Le FPV a créé différentes catégories reflétant la corrélation existant entre les réparations collectives et les différents degrés et types de préjudices subis par les victimes. L’ensemble de 297 victimes souffrent de traumatismes psychologiques depuis l’attaque de Bogoro et ces préjudices sont couverts par une compensation individuelle symbolique de 250 dollars US dans les cinq catégories de traumatismes. Ces catégories sont la perte d’un logement et de bétail, la perte d’un logement ou une perte matérielle équivalente, la perte d’un membre de la famille proche, la perte d’affaires personnelles ou une perte matérielle mineure et un préjudice moral général.

Concernant les activités génératrices de revenus, les victimes qui ont subi des pertes familiales importantes (plus de cinq parents proches) obtiendraient deux vaches et un kit vétérinaire alors que les familles qui n’ont subi qu’un préjudice général n’obtiendront qu’une vache.

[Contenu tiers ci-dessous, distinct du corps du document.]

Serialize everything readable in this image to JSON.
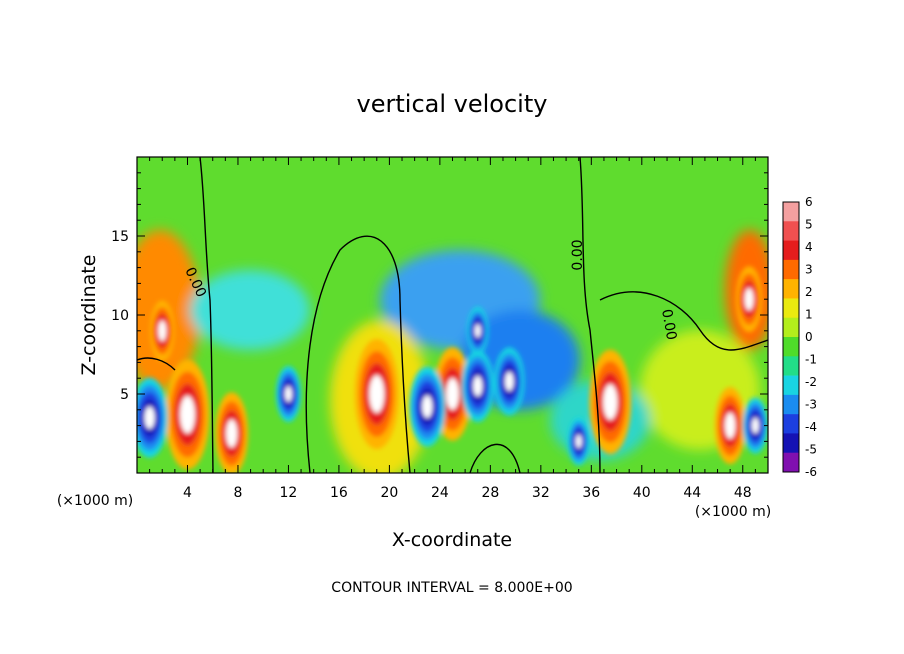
{
  "chart_data": {
    "type": "heatmap",
    "title": "vertical velocity",
    "xlabel": "X-coordinate",
    "ylabel": "Z-coordinate",
    "x_unit": "(×1000 m)",
    "y_unit": "(×1000 m)",
    "xlim": [
      0,
      50
    ],
    "ylim": [
      0,
      20
    ],
    "xticks": [
      4,
      8,
      12,
      16,
      20,
      24,
      28,
      32,
      36,
      40,
      44,
      48
    ],
    "yticks": [
      5,
      10,
      15
    ],
    "colorbar": {
      "ticks": [
        6,
        5,
        4,
        3,
        2,
        1,
        0,
        -1,
        -2,
        -3,
        -4,
        -5,
        -6
      ],
      "colors": [
        "#f4a0a0",
        "#f05050",
        "#e51d1d",
        "#ff6a00",
        "#ffb300",
        "#eaea10",
        "#b3ee1c",
        "#4fdc2a",
        "#22dd88",
        "#19d4e2",
        "#1a8cf0",
        "#1c3fe0",
        "#1512b4",
        "#8010b0"
      ]
    },
    "contour_label": "0.00",
    "contour_interval": "CONTOUR INTERVAL = 8.000E+00",
    "updrafts": [
      {
        "x": 4.0,
        "z": 3.7,
        "strength": 1.0
      },
      {
        "x": 7.5,
        "z": 2.5,
        "strength": 0.75
      },
      {
        "x": 19.0,
        "z": 5.0,
        "strength": 1.0
      },
      {
        "x": 25.0,
        "z": 5.0,
        "strength": 0.85
      },
      {
        "x": 37.5,
        "z": 4.5,
        "strength": 0.95
      },
      {
        "x": 47.0,
        "z": 3.0,
        "strength": 0.7
      },
      {
        "x": 2.0,
        "z": 9.0,
        "strength": 0.55
      },
      {
        "x": 48.5,
        "z": 11.0,
        "strength": 0.6
      }
    ],
    "downdrafts": [
      {
        "x": 1.0,
        "z": 3.5,
        "strength": 1.0
      },
      {
        "x": 23.0,
        "z": 4.2,
        "strength": 1.0
      },
      {
        "x": 27.0,
        "z": 5.5,
        "strength": 0.9
      },
      {
        "x": 29.5,
        "z": 5.8,
        "strength": 0.85
      },
      {
        "x": 12.0,
        "z": 5.0,
        "strength": 0.7
      },
      {
        "x": 27.0,
        "z": 9.0,
        "strength": 0.6
      },
      {
        "x": 35.0,
        "z": 2.0,
        "strength": 0.6
      },
      {
        "x": 49.0,
        "z": 3.0,
        "strength": 0.7
      }
    ]
  }
}
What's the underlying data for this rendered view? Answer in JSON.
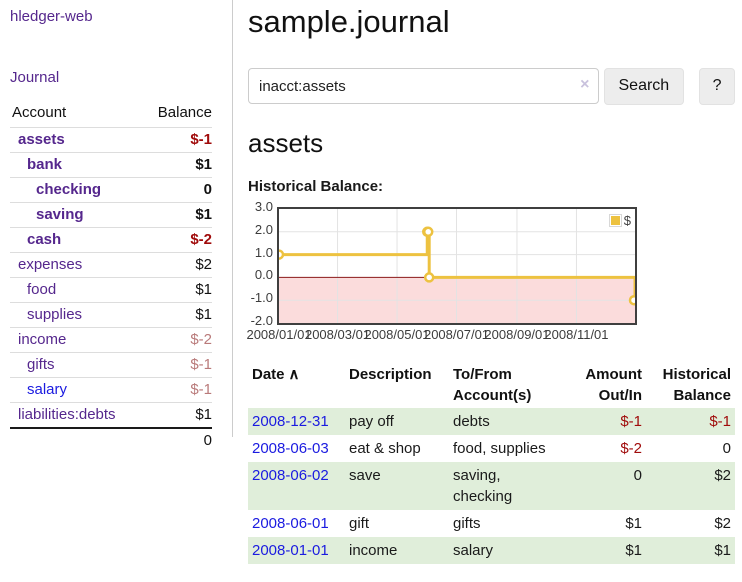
{
  "sidebar": {
    "app_title": "hledger-web",
    "journal_label": "Journal",
    "accounts_table": {
      "headers": {
        "account": "Account",
        "balance": "Balance"
      },
      "rows": [
        {
          "name": "assets",
          "balance": "$-1",
          "depth": 0,
          "bold": true,
          "balance_style": "neg-strong",
          "link_style": "purple"
        },
        {
          "name": "bank",
          "balance": "$1",
          "depth": 1,
          "bold": true,
          "balance_style": "pos",
          "link_style": "purple"
        },
        {
          "name": "checking",
          "balance": "0",
          "depth": 2,
          "bold": true,
          "balance_style": "pos",
          "link_style": "purple"
        },
        {
          "name": "saving",
          "balance": "$1",
          "depth": 2,
          "bold": true,
          "balance_style": "pos",
          "link_style": "purple"
        },
        {
          "name": "cash",
          "balance": "$-2",
          "depth": 1,
          "bold": true,
          "balance_style": "neg-strong",
          "link_style": "purple"
        },
        {
          "name": "expenses",
          "balance": "$2",
          "depth": 0,
          "bold": false,
          "balance_style": "pos",
          "link_style": "purple"
        },
        {
          "name": "food",
          "balance": "$1",
          "depth": 1,
          "bold": false,
          "balance_style": "pos",
          "link_style": "purple"
        },
        {
          "name": "supplies",
          "balance": "$1",
          "depth": 1,
          "bold": false,
          "balance_style": "pos",
          "link_style": "purple"
        },
        {
          "name": "income",
          "balance": "$-2",
          "depth": 0,
          "bold": false,
          "balance_style": "neg-muted",
          "link_style": "purple"
        },
        {
          "name": "gifts",
          "balance": "$-1",
          "depth": 1,
          "bold": false,
          "balance_style": "neg-muted",
          "link_style": "purple"
        },
        {
          "name": "salary",
          "balance": "$-1",
          "depth": 1,
          "bold": false,
          "balance_style": "neg-muted",
          "link_style": "blue"
        },
        {
          "name": "liabilities:debts",
          "balance": "$1",
          "depth": 0,
          "bold": false,
          "balance_style": "pos",
          "link_style": "purple"
        }
      ],
      "total": "0"
    }
  },
  "main": {
    "title": "sample.journal",
    "search": {
      "value": "inacct:assets",
      "button_label": "Search",
      "help_label": "?"
    },
    "account_heading": "assets",
    "chart_heading": "Historical Balance:"
  },
  "icons": {
    "clear": "×",
    "sort_up": "∧"
  },
  "chart_data": {
    "type": "line",
    "title": "Historical Balance:",
    "step": true,
    "legend_label": "$",
    "legend_position": "top-right",
    "grid": true,
    "x_range": [
      "2008-01-01",
      "2008-12-31"
    ],
    "y_range": [
      -2,
      3
    ],
    "series": [
      {
        "name": "$",
        "points": [
          {
            "x": "2008-01-01",
            "y": 1
          },
          {
            "x": "2008-06-01",
            "y": 2
          },
          {
            "x": "2008-06-02",
            "y": 2
          },
          {
            "x": "2008-06-03",
            "y": 0
          },
          {
            "x": "2008-12-31",
            "y": -1
          }
        ]
      }
    ],
    "x_ticks": [
      {
        "date": "2008-01-01",
        "label": "2008/01/01"
      },
      {
        "date": "2008-03-01",
        "label": "2008/03/01"
      },
      {
        "date": "2008-05-01",
        "label": "2008/05/01"
      },
      {
        "date": "2008-07-01",
        "label": "2008/07/01"
      },
      {
        "date": "2008-09-01",
        "label": "2008/09/01"
      },
      {
        "date": "2008-11-01",
        "label": "2008/11/01"
      }
    ],
    "y_ticks": [
      {
        "value": 3,
        "label": "3.0"
      },
      {
        "value": 2,
        "label": "2.0"
      },
      {
        "value": 1,
        "label": "1.0"
      },
      {
        "value": 0,
        "label": "0.0"
      },
      {
        "value": -1,
        "label": "-1.0"
      },
      {
        "value": -2,
        "label": "-2.0"
      }
    ],
    "colors": {
      "line": "#edc240",
      "marker_fill": "#ffffff",
      "negative_region": "#fbdcdc",
      "zero_line": "#8b1a1a",
      "grid": "#e3e3e3",
      "border": "#3f3f3f"
    }
  },
  "register_table": {
    "headers": [
      {
        "line1": "Date",
        "line2": "",
        "align": "left",
        "sortable": true
      },
      {
        "line1": "Description",
        "line2": "",
        "align": "left",
        "sortable": false
      },
      {
        "line1": "To/From",
        "line2": "Account(s)",
        "align": "left",
        "sortable": false
      },
      {
        "line1": "Amount",
        "line2": "Out/In",
        "align": "right",
        "sortable": false
      },
      {
        "line1": "Historical",
        "line2": "Balance",
        "align": "right",
        "sortable": false
      }
    ],
    "rows": [
      {
        "date": "2008-12-31",
        "description": "pay off",
        "accounts": "debts",
        "amount": "$-1",
        "amount_neg": true,
        "balance": "$-1",
        "balance_neg": true,
        "shaded": true
      },
      {
        "date": "2008-06-03",
        "description": "eat & shop",
        "accounts": "food, supplies",
        "amount": "$-2",
        "amount_neg": true,
        "balance": "0",
        "balance_neg": false,
        "shaded": false
      },
      {
        "date": "2008-06-02",
        "description": "save",
        "accounts": "saving, checking",
        "amount": "0",
        "amount_neg": false,
        "balance": "$2",
        "balance_neg": false,
        "shaded": true
      },
      {
        "date": "2008-06-01",
        "description": "gift",
        "accounts": "gifts",
        "amount": "$1",
        "amount_neg": false,
        "balance": "$2",
        "balance_neg": false,
        "shaded": false
      },
      {
        "date": "2008-01-01",
        "description": "income",
        "accounts": "salary",
        "amount": "$1",
        "amount_neg": false,
        "balance": "$1",
        "balance_neg": false,
        "shaded": true
      }
    ]
  }
}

Les victimes qui n’ont pas de personnes mineures à charge et qui ne bénéficieront pas d’une aide à l’éducation peuvent choisir de « basculer » sur des modalités d’aide au logement ou d’activités génératrices de revenus. De même, les victimes qui ont besoin d’un soutien pour plus d’enfants scolarisés pourraient renoncer à l’aide au logement ou aux activités génératrices de revenus afin qu’ils aient plus d’enfants qui puissent bénéficier d’une scolarité.

Un conseiller financier sera à disposition pour conseiller les victimes sur les moyens rapides et discrets de recevoir et d’utiliser potentiellement leur réparation de 250 dollars US.

Des appels en cours ont été déposés par l’accusation, la défense et les représentants légaux des victimes concernant l’ordonnance de réparation. M. Katanga conteste le montant de la compensation financière ordonné par les juges et sa responsabilité financière tandis que les avocats des victimes font appel pour que les réparations soient données à un plus grand nombre de victimes.